The image below shows the document attributes extracted (see "Attributes" tab page) for the selected document in the file list (left panel list box that shows all files in same directory of the originally opened file). Selecting another file in this list box will extract its content.

The "Hyperlinks" tab page displays any extracted hyperlinks for HTML, office formats, and PDF documents:

The "Languages" tab page displays the languages identified in the extracted text (if any). Some formats such as spreadsheets or any document that is not mostly sentences (e.g., tables, addresses, names, acronyms) can have poor results for language identification. Non-Latin-based languages yield the best language identification results because of their unique scripts (e.g., CJK):

The "Children" tab displays any information on any extracted attachments/embedded objects/embedded media. Child documents automatically have their file formats identified. To save a child item, right mouse-click on a child item and select "Save As...".

The "Sensitive Items" tab displays any detected sensitive items in extracted text, metadata, or hyperlinks/urls (note: sensitive item detection must be enabled through ContentExtractionSettings class)

The "Entity Items" tab displays any detected entity items in extracted text.

Archive and mail store containers:

Items supported for password decryption will have a password dialog box automatically appear. In this example, we selected an encrypted 7-zip archive:

This screen shot shows the archive item metadata and archive level metadata. Note that the archive container's metadata contains the number of items in the container ("NumOfContainerItems" field):

This screen shot shows the archive's internal container folder structure. The example also supports extracting all archive items to a user supplied folder:

This screen shot shows the results of running an archive true expanded size ("Test Archive" button) to test a malicious archive. This particular malicious archive advertises a 1 byte item decompressed size, but in reality it is 10 GB in size (the items header was maliciously modified to hide the true item expanded size). The Open Discover SDK can be used to test untrusted archives for true expansion size before extracting archive items (naively extracting items from untrusted archives can potentially ruin your file server's day). Additionally, the Open Discover Platform API has built-in safety checks for detecting both archive compression bombs and archive recursion (self-replicating) bombs.

This screen shot shows a mail store container's (Microsoft Outlook .pst file) internal folder structure. Note that the mail store container's metadata contains the number of email objects in the container ("NumOfContainerItems" field). Users can perform metadata only extraction to get the total number of items contained in all archive and mail store containers on a file share, for example.

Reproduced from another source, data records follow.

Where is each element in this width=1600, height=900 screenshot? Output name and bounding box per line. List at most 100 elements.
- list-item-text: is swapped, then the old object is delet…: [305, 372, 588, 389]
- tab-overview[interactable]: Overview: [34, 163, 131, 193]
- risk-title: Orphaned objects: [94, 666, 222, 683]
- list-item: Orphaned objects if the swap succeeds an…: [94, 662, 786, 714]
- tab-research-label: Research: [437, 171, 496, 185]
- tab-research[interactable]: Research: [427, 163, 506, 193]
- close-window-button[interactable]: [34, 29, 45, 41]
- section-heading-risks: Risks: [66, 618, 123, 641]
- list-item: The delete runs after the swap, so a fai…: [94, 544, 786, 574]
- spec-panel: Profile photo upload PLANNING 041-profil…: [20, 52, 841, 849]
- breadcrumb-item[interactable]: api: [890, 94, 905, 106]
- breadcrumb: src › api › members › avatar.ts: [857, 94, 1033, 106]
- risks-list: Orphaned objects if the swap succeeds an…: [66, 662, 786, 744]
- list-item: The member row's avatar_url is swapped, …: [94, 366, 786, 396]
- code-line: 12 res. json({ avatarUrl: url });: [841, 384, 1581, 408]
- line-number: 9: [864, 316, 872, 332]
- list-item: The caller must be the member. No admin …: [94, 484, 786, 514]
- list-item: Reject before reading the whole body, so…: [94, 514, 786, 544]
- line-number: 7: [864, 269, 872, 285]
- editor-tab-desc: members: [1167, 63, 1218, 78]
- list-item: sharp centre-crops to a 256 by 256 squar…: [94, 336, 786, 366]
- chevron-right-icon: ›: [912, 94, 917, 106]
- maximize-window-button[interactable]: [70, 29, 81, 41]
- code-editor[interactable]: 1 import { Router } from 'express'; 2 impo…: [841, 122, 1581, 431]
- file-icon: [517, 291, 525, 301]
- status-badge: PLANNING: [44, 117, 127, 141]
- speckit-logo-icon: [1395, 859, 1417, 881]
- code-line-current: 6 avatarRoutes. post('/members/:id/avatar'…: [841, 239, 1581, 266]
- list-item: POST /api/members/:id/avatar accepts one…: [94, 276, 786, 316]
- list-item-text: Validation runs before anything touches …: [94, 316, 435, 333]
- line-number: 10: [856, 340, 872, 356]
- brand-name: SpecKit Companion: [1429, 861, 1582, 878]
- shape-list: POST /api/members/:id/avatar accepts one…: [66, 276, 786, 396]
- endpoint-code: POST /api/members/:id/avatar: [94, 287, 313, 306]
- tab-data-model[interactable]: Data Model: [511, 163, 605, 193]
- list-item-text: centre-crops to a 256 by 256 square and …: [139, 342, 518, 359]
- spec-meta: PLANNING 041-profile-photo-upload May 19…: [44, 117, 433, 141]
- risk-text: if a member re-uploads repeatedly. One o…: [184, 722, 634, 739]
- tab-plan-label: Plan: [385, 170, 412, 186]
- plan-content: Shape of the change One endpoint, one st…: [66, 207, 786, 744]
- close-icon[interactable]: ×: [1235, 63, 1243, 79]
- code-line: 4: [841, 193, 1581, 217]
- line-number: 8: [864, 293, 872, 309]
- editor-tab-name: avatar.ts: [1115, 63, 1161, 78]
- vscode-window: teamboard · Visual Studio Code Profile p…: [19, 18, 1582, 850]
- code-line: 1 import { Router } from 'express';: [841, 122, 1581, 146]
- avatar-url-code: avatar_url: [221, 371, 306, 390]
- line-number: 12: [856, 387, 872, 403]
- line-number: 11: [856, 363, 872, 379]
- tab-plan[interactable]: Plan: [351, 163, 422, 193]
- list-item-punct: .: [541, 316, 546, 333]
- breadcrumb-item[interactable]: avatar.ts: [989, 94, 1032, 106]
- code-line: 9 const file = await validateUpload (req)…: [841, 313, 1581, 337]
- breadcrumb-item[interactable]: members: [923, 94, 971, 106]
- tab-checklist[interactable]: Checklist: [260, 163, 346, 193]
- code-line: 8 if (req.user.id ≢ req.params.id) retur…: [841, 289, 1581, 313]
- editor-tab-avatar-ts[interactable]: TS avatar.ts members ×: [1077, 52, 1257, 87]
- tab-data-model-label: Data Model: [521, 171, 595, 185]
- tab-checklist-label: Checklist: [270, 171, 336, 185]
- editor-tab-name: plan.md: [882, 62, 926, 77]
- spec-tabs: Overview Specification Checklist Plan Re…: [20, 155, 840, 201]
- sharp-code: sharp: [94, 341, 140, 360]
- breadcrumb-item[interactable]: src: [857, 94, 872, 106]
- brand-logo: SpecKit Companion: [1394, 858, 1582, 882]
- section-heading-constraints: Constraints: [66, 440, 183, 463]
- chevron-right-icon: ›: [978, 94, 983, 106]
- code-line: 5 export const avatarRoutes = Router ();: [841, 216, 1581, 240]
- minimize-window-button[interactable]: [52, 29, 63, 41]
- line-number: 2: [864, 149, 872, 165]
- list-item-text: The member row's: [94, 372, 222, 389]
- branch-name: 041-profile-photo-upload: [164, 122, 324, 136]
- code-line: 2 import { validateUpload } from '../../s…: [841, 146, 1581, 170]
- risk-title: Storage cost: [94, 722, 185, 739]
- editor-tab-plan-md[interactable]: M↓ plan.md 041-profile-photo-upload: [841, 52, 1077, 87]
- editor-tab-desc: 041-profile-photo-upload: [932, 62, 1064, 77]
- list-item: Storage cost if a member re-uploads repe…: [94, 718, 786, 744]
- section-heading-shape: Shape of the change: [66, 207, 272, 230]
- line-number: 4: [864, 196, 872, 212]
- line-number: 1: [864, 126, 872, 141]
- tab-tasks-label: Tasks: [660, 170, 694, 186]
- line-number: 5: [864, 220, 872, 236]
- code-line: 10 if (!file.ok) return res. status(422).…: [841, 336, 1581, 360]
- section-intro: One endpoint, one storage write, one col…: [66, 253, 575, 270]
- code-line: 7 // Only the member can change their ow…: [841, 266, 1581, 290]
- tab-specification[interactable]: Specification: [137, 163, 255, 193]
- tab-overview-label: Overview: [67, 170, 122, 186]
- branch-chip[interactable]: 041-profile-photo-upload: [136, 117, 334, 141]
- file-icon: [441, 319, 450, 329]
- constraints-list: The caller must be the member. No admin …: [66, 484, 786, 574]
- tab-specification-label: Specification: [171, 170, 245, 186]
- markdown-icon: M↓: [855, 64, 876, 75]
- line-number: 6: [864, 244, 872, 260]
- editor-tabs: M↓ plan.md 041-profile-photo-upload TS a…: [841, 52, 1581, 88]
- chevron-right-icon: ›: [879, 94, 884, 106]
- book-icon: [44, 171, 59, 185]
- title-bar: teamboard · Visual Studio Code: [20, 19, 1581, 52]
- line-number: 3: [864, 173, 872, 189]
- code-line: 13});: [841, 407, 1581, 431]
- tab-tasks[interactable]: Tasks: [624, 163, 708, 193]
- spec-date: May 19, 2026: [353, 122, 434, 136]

Microsoft Outlook for Mac (.olm) mail store container internal folder structure (email objects are extracted as MIME files (.eml) for .olm format):

Note:

To ENABLE long file path support for Windows 10 and .NET 5, see this article: https://blogs.msdn.microsoft.com/jeremykuhne/2016/07/30/net-4-6-2-and-long-paths-on-windows-10/


Note:

Open Discover SDK is comprised of .NET 6 x64 assemblies due to unmanaged code dependencies

  • Run Microsoft Visual Studio C# examples in x64 solution platform (either Debug or Release)
  • To edit WinForm forms, set build platform to "Any CPU" and rebuild. This is required to edit WinForm windows as Visual Studio WinForm designer is a 32-bit process. When done, set solution platform back to x64 before executing in either x64 Debug/Release mode.
  • If you get run-time initialization exceptions with error messages like "An attempt was made to load a program with an incorrect format" then you are mixing x86 and x64 platforms.